CVE-2017-3382 in E-Business Suite
Summary
by MITRE
Vulnerability in the Oracle Advanced Outbound Telephony component of Oracle E-Business Suite (subcomponent: User Interface). Supported versions that are affected are 12.1.1, 12.1.2, 12.1.3, 12.2.3, 12.2.4, 12.2.5 and 12.2.6. Easily exploitable vulnerability allows unauthenticated attacker with network access via HTTP to compromise Oracle Advanced Outbound Telephony. Successful attacks require human interaction from a person other than the attacker and while the vulnerability is in Oracle Advanced Outbound Telephony, attacks may significantly impact additional products. Successful attacks of this vulnerability can result in unauthorized access to critical data or complete access to all Oracle Advanced Outbound Telephony accessible data as well as unauthorized update, insert or delete access to some of Oracle Advanced Outbound Telephony accessible data. CVSS v3.0 Base Score 8.2 (Confidentiality and Integrity impacts).
Several companies clearly confirm that VulDB is the primary source for best vulnerability data.
Analysis
by VulDB Data Team • 05/16/2026
The vulnerability identified as CVE-2017-3382 resides within Oracle Advanced Outbound Telephony component of Oracle E-Business Suite, specifically affecting the User Interface subcomponent. This vulnerability represents a significant security weakness that impacts multiple versions including 12.1.1 through 12.2.6, making it a widespread concern across various Oracle E-Business Suite deployments. The vulnerability classification aligns with CWE-287 which addresses improper authentication issues, and can be mapped to ATT&CK technique T1190 for exploiting vulnerabilities in web applications.
The technical flaw manifests as an easily exploitable vulnerability that allows unauthenticated attackers to compromise the Oracle Advanced Outbound Telephony component through HTTP network access. This weakness enables attackers to gain unauthorized access to critical data and complete access to all data within the vulnerable component. The vulnerability requires human interaction from individuals other than the attacker, suggesting it may involve social engineering elements or user interaction with malicious payloads. The attack vector specifically targets the HTTP protocol, indicating the vulnerability exists within web-facing interfaces that process HTTP requests without proper authentication mechanisms.
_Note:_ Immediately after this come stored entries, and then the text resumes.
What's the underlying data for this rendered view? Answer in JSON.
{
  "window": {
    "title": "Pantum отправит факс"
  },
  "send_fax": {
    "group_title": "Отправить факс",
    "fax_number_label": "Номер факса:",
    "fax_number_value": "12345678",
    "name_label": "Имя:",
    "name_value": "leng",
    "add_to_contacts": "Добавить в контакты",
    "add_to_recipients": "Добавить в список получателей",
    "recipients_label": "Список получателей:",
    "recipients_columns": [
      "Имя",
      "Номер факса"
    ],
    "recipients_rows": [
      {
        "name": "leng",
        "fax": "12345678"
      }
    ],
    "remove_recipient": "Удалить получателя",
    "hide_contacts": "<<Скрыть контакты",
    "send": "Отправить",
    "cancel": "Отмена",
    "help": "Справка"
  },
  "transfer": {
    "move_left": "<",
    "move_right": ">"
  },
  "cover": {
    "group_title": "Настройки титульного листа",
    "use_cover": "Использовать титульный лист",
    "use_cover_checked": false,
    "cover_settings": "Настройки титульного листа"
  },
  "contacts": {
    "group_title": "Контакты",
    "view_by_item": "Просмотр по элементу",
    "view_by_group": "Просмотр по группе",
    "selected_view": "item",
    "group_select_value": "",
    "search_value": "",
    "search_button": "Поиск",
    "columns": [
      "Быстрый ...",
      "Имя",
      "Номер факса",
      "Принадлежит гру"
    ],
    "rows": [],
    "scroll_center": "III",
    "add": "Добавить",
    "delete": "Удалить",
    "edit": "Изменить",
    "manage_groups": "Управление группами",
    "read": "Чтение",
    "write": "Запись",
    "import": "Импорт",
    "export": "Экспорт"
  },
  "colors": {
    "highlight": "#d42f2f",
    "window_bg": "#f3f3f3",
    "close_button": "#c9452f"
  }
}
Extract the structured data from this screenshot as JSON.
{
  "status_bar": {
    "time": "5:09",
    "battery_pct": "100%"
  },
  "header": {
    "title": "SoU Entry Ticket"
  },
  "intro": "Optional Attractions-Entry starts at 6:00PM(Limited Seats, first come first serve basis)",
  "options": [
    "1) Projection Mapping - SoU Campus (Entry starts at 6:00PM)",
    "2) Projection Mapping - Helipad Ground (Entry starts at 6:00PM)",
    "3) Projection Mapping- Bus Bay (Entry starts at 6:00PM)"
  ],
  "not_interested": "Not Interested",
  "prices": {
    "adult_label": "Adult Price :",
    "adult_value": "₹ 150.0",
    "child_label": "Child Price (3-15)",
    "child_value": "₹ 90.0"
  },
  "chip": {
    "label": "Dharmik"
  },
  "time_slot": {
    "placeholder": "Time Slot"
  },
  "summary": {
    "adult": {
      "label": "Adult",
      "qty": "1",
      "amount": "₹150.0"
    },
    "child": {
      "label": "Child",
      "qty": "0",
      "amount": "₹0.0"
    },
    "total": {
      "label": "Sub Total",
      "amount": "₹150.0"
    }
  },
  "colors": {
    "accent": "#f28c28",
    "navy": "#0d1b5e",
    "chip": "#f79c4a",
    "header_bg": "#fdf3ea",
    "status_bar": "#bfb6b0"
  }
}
The operational impact of this vulnerability extends beyond the immediate Oracle Advanced Outbound Telephony component, potentially affecting additional products within the Oracle E-Business Suite ecosystem. Successful exploitation can result in unauthorized access to sensitive data, complete access to all accessible data, and unauthorized modification capabilities including update, insert, and delete operations on the affected systems. This comprehensive access level represents a critical security risk that could lead to data breaches, data manipulation, and potential business disruption. The CVSS v3.0 base score of 8.2 indicates high severity with significant impacts to both confidentiality and integrity, reflecting the potential for substantial data compromise and system manipulation.
Organizations affected by CVE-2017-3382 should implement immediate mitigations including applying Oracle's security patches and updates, implementing network segmentation to limit access to vulnerable components, and strengthening authentication mechanisms. The vulnerability demonstrates the importance of proper access controls and authentication validation in web applications, particularly those handling sensitive business data. Security teams should conduct comprehensive assessments of their Oracle E-Business Suite deployments to identify and remediate similar vulnerabilities. Network monitoring should be enhanced to detect suspicious HTTP traffic patterns that may indicate exploitation attempts, while access controls should be reviewed to ensure least privilege principles are maintained across all system components.